The Specificity and Cross-Reactivity of Antisynaptosome Antibodies as Determined by Sequential Adsorption Analysis

Abstract
An improved iso-osmotic, Ficoll-sucrose, density-gradient technique for isolating synaptosomes, synaptic membranes, brain mitochondria and three forms of myelin from adult rat brain is described. Antibodies raised in rabbits to isolated synaptosomes, synaptic membranes, brain mitochondria and liver mitochondria, when assayed by means of sequential adsorption analysis, showed that a major class of determinants is shared by brain mitochondria and synaptic membranes, that another major class is shared by myelin and synaptic membranes and that a third class is shared by liver mitochondria and the various brain fractions.
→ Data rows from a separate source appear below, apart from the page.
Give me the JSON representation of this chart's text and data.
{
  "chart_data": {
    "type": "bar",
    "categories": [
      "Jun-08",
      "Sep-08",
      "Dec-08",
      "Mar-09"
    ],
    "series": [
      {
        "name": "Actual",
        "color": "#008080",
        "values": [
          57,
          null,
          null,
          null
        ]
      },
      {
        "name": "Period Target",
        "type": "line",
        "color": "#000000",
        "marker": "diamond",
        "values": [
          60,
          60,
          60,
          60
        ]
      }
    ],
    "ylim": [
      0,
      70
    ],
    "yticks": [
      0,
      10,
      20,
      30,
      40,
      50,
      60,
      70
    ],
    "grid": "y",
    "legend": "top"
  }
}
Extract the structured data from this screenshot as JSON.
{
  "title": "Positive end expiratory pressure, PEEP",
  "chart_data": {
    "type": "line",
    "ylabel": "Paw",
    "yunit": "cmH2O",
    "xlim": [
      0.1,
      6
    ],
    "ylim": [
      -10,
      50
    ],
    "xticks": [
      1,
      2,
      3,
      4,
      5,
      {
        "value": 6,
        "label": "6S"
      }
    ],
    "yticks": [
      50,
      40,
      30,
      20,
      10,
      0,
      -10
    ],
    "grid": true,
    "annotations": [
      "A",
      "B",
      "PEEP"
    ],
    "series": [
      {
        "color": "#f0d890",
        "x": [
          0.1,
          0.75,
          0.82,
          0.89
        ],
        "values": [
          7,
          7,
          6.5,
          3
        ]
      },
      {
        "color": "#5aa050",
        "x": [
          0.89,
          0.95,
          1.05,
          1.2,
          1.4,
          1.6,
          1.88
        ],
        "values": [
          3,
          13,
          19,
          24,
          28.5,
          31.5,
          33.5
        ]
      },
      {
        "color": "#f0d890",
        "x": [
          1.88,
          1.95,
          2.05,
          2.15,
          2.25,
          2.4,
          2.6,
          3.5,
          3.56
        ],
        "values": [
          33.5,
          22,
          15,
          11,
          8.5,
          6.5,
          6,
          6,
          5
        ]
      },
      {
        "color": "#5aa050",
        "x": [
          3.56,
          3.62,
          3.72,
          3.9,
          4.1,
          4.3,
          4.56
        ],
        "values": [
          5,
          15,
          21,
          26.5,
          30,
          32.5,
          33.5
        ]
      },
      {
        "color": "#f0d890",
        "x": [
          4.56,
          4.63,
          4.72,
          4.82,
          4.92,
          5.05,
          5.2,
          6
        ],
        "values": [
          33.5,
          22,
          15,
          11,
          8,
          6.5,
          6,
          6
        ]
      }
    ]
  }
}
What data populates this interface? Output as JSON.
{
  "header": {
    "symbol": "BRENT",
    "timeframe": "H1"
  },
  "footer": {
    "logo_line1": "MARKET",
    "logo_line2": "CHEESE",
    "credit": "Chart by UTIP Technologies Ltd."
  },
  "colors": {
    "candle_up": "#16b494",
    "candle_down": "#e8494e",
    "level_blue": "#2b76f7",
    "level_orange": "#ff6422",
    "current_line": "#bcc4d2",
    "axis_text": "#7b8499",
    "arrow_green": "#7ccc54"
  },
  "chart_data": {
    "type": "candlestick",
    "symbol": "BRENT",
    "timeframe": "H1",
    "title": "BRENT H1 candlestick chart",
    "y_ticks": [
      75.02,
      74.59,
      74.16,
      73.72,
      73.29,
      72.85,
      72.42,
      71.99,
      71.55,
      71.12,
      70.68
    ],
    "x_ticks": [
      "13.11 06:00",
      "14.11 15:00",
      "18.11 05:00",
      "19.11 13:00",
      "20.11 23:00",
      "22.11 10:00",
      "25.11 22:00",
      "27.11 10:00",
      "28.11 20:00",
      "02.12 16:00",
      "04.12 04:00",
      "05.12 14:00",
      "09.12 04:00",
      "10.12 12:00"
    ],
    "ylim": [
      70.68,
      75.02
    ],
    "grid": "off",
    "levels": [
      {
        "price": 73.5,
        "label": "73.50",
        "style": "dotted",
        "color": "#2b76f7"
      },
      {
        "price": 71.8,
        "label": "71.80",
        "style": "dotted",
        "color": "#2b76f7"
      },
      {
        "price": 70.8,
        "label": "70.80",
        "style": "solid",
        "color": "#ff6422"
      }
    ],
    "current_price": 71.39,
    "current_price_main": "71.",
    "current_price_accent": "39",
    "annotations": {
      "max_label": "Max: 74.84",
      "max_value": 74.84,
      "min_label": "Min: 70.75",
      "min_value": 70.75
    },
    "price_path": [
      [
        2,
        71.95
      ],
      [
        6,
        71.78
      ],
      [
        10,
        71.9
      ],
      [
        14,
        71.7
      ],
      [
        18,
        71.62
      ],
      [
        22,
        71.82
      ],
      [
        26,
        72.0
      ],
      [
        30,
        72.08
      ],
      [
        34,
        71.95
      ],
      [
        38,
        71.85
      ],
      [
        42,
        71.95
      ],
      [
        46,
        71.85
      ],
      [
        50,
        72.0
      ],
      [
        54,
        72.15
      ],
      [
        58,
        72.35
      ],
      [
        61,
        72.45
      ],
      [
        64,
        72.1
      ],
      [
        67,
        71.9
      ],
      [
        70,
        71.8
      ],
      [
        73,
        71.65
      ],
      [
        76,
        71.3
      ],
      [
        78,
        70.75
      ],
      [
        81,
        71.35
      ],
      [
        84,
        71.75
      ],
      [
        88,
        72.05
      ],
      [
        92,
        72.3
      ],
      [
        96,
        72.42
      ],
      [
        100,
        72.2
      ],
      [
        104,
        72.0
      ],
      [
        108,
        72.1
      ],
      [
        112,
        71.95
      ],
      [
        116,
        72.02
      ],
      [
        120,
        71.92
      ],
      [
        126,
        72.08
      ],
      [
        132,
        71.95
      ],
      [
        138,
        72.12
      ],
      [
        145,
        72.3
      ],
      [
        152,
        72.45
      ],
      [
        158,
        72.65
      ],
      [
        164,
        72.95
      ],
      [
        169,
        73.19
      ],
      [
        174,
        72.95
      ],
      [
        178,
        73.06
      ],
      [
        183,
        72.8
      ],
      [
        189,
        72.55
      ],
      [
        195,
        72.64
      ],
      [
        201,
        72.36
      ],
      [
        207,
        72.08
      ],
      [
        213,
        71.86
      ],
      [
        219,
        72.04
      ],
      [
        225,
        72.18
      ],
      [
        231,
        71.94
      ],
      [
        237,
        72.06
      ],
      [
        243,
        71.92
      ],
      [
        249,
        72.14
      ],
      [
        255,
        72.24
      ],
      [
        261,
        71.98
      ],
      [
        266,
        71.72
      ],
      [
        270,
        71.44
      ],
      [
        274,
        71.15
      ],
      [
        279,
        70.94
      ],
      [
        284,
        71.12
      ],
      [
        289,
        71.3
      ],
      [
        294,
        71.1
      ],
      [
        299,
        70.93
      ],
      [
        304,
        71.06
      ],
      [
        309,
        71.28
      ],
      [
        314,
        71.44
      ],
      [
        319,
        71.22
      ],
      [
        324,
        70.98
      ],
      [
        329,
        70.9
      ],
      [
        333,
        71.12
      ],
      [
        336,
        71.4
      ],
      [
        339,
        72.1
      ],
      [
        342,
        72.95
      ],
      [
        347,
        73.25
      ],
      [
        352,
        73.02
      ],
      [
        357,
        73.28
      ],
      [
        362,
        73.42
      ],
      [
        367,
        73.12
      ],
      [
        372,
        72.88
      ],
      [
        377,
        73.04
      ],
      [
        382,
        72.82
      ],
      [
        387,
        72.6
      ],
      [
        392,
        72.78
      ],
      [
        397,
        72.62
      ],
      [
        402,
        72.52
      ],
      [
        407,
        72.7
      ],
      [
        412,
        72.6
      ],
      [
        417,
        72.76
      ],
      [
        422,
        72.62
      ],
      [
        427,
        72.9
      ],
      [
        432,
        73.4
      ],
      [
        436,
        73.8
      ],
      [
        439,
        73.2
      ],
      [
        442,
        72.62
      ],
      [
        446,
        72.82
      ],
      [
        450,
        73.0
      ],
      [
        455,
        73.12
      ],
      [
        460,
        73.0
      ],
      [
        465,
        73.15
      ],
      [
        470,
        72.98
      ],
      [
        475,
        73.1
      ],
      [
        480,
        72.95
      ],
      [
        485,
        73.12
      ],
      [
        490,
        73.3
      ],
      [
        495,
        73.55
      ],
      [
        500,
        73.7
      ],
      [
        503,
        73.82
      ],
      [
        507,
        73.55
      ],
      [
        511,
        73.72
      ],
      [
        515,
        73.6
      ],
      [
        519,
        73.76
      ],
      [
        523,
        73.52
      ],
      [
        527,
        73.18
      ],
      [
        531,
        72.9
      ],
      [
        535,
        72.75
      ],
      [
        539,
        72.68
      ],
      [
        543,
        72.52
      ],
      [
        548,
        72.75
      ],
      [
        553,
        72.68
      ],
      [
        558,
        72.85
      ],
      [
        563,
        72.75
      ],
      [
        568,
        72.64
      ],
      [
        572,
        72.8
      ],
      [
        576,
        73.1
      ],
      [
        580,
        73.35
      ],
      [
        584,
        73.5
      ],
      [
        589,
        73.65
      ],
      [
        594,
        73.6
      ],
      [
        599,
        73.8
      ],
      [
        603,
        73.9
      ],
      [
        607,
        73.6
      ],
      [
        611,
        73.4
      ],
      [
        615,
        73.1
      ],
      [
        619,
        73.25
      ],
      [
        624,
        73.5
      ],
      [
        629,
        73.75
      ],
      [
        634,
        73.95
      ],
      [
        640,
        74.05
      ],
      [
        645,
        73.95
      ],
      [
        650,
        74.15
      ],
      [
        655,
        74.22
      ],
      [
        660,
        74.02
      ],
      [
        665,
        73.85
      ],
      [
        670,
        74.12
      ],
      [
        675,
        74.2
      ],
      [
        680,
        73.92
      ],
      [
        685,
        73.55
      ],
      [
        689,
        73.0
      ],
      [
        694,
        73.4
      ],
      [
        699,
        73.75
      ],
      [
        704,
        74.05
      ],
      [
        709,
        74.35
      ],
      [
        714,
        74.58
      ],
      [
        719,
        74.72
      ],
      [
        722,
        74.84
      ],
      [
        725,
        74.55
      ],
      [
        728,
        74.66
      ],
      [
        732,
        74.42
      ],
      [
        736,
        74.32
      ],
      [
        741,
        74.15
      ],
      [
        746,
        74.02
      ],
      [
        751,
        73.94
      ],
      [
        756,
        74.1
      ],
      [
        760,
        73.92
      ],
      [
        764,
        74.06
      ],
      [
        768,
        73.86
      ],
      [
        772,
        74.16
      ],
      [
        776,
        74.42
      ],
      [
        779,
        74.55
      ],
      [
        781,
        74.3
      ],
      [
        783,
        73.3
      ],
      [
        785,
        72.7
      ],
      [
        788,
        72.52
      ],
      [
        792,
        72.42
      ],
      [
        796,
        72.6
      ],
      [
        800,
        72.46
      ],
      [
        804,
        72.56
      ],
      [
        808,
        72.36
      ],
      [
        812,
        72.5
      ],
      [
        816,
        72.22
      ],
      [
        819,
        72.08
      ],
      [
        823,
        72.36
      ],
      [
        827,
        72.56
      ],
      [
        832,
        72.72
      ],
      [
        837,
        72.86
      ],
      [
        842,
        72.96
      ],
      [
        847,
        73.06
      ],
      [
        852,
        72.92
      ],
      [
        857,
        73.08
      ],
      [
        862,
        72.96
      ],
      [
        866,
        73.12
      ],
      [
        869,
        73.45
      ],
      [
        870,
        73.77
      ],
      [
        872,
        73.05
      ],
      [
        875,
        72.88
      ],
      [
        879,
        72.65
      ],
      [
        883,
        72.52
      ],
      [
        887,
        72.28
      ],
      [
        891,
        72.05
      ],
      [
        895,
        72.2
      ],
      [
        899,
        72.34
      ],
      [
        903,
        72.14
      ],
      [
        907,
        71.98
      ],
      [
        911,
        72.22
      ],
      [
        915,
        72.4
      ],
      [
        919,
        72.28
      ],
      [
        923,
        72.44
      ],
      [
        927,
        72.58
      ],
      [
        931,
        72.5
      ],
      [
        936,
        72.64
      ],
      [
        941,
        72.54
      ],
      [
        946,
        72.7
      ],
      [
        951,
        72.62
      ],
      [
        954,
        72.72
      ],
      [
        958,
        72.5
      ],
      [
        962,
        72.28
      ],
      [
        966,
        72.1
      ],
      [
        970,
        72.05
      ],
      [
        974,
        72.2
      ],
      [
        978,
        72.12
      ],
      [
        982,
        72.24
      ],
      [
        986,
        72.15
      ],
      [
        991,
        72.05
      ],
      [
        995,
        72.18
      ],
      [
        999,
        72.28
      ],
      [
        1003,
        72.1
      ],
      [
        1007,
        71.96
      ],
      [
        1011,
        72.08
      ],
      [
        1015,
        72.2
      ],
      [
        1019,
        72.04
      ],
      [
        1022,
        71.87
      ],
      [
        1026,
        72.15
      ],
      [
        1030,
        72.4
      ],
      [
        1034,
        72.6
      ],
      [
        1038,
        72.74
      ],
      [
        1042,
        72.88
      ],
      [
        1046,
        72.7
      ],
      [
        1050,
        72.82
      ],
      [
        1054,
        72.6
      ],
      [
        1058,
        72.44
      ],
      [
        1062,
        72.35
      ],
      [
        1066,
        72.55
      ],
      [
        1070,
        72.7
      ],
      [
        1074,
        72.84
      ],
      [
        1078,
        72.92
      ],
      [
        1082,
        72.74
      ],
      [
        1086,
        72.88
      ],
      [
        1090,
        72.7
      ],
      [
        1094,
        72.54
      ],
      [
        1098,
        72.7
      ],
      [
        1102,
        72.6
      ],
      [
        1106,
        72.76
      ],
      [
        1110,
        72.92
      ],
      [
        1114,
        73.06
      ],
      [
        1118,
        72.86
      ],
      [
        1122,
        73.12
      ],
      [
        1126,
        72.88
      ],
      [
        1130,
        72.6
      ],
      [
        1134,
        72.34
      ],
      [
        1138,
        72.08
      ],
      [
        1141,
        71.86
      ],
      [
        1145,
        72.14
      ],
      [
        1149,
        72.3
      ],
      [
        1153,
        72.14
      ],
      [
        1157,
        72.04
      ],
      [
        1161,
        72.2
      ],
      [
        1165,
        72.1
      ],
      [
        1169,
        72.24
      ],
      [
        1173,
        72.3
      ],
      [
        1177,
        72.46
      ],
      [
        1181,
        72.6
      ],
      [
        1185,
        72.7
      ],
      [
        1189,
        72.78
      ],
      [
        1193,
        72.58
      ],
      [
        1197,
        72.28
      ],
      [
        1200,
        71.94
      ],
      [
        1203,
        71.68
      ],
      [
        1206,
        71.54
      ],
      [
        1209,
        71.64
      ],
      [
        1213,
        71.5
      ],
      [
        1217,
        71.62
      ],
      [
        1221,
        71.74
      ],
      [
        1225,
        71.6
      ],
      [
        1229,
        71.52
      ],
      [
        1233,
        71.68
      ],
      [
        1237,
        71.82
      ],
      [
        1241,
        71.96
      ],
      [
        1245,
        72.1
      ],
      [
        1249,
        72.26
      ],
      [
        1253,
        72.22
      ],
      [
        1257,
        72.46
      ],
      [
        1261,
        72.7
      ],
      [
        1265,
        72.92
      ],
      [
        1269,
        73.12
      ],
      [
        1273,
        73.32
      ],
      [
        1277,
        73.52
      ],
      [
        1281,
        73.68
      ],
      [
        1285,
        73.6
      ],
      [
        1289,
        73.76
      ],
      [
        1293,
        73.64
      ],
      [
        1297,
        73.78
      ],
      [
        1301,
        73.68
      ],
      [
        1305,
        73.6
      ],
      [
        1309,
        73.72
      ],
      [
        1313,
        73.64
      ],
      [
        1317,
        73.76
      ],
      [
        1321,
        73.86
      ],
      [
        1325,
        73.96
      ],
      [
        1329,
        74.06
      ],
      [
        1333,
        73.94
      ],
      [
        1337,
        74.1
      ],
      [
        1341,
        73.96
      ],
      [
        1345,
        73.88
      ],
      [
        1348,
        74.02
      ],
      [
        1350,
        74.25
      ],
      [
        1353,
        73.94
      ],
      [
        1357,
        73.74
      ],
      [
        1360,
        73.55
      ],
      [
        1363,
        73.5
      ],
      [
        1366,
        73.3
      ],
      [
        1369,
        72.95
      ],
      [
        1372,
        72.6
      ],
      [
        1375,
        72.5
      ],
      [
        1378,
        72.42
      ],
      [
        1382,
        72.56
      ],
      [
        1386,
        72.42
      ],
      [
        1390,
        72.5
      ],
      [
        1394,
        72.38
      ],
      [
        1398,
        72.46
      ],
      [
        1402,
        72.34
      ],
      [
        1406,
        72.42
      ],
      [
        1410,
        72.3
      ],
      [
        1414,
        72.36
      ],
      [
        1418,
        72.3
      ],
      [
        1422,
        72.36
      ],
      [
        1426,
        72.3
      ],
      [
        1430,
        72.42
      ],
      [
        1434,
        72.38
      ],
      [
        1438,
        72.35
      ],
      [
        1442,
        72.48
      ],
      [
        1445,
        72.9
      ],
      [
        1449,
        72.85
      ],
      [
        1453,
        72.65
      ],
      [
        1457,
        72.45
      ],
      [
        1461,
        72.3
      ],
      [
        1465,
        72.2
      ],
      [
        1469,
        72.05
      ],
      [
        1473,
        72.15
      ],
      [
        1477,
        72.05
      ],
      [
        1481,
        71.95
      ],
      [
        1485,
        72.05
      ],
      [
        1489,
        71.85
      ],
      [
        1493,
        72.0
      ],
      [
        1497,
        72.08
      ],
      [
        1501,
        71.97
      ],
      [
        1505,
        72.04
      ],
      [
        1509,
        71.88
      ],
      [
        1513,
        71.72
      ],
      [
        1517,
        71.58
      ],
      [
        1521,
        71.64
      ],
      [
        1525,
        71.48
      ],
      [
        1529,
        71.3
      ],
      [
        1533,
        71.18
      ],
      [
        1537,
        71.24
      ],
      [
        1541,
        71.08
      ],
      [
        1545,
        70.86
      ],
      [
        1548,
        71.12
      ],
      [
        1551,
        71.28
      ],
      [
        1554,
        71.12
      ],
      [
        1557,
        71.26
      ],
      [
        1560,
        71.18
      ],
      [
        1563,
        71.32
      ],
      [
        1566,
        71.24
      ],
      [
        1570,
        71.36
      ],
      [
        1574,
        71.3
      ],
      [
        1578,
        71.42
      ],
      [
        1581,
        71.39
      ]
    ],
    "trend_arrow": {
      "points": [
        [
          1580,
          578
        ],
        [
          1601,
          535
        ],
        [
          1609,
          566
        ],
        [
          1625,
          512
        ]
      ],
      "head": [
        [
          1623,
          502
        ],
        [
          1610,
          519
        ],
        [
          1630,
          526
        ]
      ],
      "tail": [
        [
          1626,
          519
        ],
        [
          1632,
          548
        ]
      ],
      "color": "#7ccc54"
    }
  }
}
Besides these crossreactivities synaptosomes also displayed a class of distinctive determinants separate from those of myelin; brain mitochondria displayed a class of distinctive determinants separate from those of synaptic membranes and from liver mitochondria, and liver mitochondria displayed a class of distinctive determinants separate from those of brain mitochondria. Synaptosomes also combined with a small but definite amount of antibody in two different antisera that did not cross-react either with isolated synaptic membranes or brain mitochondria at the given concentrations, thereby revealing a distinctive class of synaptosome determinants, possibly conformational in nature.